Página Inicial Saúde Viva a inteligência interna de cura – 03/08/2025 – Marcelo Leite

Viva a inteligência interna de cura – 03/08/2025 – Marcelo Leite

Publicado pela Redação

Tenho uma amante que, após meio século de cumplicidade, não para de me surpreender. A pesquisa científica tem essa capacidade inesgotável de cativar. Ela ajuda a revelar aspectos maravilhosos do mundo natural, como a inteligência interna de cura em corpos humanos e de outros animais.

A controversa faculdade inata de pessoas secretarem saúde veio à mente ao ler no periódico Nature Neuroscience o trabalho de Andrea Serino da Universidade de Lausanne (Suíça). O grupo reuniu várias técnicas para mostrar que contemplar faces aparentando infecção basta para ativar defesas do organismo.

Do ponto de vista evolutivo, faz sentido evitar contato com pessoas acometidas por doenças infecciosas, graças à aversão inata por sinais visíveis, como pústulas. Menos crível seria que visões aversivas disparassem a produção de células do sistema imune para predispor o corpo ao combate contra patógenos.


Serino formulou a hipótese de que respostas neurais antecipatórias põem o sistema imune de prontidão. Empregando óculos de realidade virtual, apresentaram-se a alguns voluntários imagens de faces com sinais de infecção, a várias distâncias aparentes, enquanto outros encaravam rostos saudáveis.

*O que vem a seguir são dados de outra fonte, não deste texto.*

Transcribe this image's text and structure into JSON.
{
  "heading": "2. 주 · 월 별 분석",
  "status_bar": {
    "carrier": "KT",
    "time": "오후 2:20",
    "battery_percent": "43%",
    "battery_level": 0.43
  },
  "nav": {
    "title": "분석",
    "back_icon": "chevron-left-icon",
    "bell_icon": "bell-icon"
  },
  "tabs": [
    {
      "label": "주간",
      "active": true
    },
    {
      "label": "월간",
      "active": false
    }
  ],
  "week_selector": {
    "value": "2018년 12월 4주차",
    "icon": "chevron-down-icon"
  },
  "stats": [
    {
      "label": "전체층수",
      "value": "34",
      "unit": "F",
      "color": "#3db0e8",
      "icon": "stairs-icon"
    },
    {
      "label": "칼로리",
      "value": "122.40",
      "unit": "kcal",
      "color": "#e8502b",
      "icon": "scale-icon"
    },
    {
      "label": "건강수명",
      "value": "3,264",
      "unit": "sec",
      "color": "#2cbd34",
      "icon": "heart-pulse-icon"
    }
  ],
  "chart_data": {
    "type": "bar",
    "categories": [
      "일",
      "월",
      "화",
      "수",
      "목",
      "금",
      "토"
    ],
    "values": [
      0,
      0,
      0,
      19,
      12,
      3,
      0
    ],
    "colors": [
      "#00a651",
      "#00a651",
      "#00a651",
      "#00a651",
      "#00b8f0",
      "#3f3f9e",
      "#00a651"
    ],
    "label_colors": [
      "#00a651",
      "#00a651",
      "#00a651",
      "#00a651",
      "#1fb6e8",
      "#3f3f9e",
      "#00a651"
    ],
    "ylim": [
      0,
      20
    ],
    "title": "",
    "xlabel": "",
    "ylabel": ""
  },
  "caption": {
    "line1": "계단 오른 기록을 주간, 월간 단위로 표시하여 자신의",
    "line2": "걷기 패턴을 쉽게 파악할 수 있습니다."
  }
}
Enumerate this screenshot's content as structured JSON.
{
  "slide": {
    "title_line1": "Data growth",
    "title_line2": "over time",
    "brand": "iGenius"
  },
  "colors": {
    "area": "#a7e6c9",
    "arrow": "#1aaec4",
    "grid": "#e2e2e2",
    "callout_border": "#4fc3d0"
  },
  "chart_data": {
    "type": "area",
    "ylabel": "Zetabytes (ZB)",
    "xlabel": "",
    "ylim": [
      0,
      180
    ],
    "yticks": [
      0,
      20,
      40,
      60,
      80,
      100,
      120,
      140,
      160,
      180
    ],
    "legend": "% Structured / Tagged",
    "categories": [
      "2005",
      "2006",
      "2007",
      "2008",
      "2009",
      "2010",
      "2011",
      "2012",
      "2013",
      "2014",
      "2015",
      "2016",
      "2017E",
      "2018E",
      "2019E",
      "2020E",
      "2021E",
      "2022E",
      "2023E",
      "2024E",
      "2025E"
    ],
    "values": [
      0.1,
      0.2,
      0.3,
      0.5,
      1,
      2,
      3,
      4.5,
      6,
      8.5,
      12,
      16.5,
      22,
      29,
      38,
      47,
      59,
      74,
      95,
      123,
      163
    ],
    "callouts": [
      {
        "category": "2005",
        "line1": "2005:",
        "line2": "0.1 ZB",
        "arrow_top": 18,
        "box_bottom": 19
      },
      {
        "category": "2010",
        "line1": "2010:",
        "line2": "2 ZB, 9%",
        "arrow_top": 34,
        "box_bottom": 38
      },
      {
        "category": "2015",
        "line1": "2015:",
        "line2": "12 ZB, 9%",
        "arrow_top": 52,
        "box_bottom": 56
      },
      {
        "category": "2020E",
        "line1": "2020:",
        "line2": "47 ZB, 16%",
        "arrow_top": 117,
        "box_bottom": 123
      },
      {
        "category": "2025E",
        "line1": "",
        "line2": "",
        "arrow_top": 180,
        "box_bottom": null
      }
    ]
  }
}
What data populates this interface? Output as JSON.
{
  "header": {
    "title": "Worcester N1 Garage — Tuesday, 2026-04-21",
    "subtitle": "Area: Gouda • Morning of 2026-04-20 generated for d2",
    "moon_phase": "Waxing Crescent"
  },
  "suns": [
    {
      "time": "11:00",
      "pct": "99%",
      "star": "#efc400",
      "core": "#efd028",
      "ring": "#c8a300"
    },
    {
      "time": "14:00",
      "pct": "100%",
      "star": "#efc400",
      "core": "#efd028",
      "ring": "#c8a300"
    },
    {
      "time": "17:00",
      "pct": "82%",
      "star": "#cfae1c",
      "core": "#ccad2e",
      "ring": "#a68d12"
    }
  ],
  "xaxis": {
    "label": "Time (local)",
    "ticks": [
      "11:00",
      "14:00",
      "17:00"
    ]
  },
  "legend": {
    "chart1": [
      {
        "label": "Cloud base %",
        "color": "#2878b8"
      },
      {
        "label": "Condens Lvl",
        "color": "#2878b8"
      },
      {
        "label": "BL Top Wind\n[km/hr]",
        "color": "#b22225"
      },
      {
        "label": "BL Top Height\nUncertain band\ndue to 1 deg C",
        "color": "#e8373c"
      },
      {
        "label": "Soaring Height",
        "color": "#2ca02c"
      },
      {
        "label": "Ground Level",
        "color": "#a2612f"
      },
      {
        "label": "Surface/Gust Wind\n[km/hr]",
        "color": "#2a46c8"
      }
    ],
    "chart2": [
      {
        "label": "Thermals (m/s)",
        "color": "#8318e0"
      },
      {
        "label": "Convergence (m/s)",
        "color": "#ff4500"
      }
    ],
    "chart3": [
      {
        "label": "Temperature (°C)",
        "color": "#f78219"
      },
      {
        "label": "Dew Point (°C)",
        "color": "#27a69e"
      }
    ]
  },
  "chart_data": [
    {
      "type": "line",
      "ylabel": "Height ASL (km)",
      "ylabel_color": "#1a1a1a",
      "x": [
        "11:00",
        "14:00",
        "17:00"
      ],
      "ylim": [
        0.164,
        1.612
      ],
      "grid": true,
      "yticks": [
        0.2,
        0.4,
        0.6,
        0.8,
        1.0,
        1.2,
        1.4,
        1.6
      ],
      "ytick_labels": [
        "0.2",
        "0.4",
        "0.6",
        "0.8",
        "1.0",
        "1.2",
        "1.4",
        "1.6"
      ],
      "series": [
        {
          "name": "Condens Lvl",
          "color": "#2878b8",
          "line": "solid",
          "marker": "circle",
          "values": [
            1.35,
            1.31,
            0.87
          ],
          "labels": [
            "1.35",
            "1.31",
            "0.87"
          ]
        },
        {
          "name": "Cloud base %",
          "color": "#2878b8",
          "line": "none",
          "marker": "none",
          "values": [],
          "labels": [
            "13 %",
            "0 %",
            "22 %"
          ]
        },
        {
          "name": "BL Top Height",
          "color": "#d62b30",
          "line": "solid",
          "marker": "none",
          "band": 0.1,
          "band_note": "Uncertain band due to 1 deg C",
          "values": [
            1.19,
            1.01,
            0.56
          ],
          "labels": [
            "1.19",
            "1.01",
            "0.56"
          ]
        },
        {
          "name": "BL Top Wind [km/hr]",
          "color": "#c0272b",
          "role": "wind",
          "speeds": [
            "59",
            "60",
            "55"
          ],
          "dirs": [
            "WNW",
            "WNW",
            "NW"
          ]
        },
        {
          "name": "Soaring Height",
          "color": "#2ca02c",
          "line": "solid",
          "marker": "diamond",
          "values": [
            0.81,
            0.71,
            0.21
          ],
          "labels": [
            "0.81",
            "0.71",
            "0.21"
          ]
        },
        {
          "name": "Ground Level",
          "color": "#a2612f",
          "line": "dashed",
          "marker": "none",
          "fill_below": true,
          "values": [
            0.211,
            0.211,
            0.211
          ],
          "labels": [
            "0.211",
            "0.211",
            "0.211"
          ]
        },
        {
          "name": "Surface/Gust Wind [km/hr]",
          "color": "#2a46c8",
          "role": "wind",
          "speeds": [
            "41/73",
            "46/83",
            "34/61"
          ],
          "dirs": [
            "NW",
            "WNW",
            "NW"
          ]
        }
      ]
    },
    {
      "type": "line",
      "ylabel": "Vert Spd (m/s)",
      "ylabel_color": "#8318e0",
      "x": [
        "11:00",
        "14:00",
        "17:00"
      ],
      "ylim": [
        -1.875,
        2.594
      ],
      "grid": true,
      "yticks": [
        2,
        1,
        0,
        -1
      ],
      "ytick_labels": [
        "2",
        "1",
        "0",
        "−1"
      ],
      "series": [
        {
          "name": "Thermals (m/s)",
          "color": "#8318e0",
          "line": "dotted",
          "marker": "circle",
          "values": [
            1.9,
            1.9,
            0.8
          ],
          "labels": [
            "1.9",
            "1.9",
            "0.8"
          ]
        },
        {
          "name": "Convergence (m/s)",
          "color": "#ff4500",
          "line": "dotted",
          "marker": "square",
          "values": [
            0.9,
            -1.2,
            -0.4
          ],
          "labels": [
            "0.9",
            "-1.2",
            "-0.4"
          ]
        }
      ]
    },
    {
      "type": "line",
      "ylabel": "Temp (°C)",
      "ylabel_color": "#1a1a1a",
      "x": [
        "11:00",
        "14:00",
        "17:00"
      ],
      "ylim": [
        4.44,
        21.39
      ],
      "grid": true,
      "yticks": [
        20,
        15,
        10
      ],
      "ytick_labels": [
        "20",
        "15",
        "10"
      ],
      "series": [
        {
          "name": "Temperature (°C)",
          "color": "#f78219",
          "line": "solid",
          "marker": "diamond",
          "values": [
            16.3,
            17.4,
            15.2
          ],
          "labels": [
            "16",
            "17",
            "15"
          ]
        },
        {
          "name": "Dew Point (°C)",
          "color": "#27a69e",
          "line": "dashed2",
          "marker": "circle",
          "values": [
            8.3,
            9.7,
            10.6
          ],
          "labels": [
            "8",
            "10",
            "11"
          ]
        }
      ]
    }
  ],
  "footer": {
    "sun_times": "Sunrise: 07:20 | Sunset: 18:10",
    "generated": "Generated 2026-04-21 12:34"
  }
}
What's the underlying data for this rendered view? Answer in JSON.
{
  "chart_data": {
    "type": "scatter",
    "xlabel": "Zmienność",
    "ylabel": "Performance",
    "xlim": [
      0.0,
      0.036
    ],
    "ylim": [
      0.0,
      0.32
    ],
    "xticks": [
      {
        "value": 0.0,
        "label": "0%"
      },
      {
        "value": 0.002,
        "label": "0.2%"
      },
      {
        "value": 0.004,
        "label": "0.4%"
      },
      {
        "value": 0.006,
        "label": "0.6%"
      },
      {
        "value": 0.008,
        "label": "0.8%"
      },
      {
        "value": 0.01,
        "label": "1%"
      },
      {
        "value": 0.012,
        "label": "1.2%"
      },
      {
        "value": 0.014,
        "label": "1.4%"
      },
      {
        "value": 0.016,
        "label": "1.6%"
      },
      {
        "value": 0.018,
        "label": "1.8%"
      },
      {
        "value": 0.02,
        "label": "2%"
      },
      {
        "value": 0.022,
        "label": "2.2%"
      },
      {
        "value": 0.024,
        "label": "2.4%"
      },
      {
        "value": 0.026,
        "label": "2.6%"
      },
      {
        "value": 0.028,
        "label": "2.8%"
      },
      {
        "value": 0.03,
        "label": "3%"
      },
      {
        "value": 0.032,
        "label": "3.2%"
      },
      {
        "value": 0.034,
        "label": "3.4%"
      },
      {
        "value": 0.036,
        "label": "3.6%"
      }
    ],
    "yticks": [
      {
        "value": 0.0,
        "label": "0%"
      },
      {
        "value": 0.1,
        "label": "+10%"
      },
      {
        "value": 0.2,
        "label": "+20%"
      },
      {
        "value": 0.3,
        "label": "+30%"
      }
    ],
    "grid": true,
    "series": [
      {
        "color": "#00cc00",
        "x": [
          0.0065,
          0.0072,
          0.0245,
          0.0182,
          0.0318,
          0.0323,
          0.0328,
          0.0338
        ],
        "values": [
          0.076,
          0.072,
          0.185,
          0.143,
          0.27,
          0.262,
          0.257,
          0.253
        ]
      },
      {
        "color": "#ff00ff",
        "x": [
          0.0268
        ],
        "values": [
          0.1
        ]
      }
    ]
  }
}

Aparelhos de eletroencefalografia e de ressonância magnética funcional, em paralelo, captavam quais áreas do cérebro dessas pessoas se ativavam. Um padrão detectado foi o acionamento da chamada rede de saliência, interconexão de regiões cerebrais encarregada de detectar e filtrar estímulos incomuns, incluindo ameaças.

Também se mostraram ativas áreas associadas com respostas imunológicas. A equipe colheu ainda sangue dos participantes para verificar se aumentava o nível de hormônios e biomarcadores indicativos de inflamação.

Este é um resumo muito pobre da pletora de variáveis e indicadores controlados no estudo, que tem 19 páginas. Os autores concluem que a infecção fictícia apresentada por realidade virtual foi capaz de levar a mente a exercer um efeito direto sobre o corpo, ativando defesas contra doenças.

“O sistema imune comportamental evoluiu para minimizar respostas de falsos-negativos e é sofisticadamente sensível a indícios que se assemelham superficialmente aos sintomas e sinais de infecções patogênicas”, escreveram.

Estamos todos aprisionados na dicotomia mente/corpo, como dois planos de realidade com pouca ou nenhuma interação causal mútua. É comum falar em males psicossomáticos, verdade, mas bem mais raro que o cérebro –afinal, um órgão como qualquer outro– possa agir no sentido oposto, produzindo saúde e não doença.

Na rejeição da agência reguladora norte-americana FDA para a psicoterapia assistida por MDMA (ecstasy), há um ano, terapeutas da empresa Lykos foram criticados por pressupor uma “inteligência interna de cura”. Foram acusados de promover um culto místico, em lugar de fazer ciência.

Talvez os defensores de terapias psicodélicas não estivessem tão distantes assim da realidade. Se o cérebro tem capacidade inata de combater ameaças físicas, por que não seria também inteligente o bastante para dissolver traumas com ajuda de compostos químicos? –ocorreu-me ao ler o lindo artigo de Serino &cia.